I imported the sequences through “qiime2 tools import” with paired-end manifest file, to make “demux.qza”, which is then the input file of DADA2 denoising.
denoise-single produced 357,579 features, more than 292,323 features by denoise-paired. Can I ask what do you want to look from this result?
Great! Did you rerun your analyses with the new release? Do you see any differences in the results?
That’s unfortunate that it takes so long to run! To decrease runtime, try using the --p-n-threads option to run DADA2 in parallel.

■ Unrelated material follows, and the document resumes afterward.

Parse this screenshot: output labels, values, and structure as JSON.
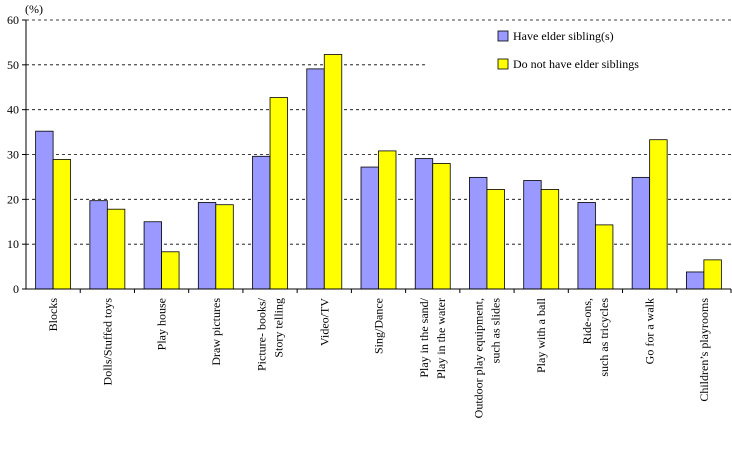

I’ll reiterate that you will not obtain reasonable results if your sequence data contains sequencing artifacts such as primers. Can you try rerunning pooled chimera checking on your sequence data that has the primers removed? Otherwise there isn’t a comparison we can make here between the chimera checking methods.
Great, that sounds like the right workflow! Thanks for confirming.
When you ran denoise-single, did you use the sequencing data that has primers removed?
Can you also provide the .qzv file produced by qiime demux summarize? That’ll let me take a look at the quality scores in your forward and reverse reads in case there’s anything going on there.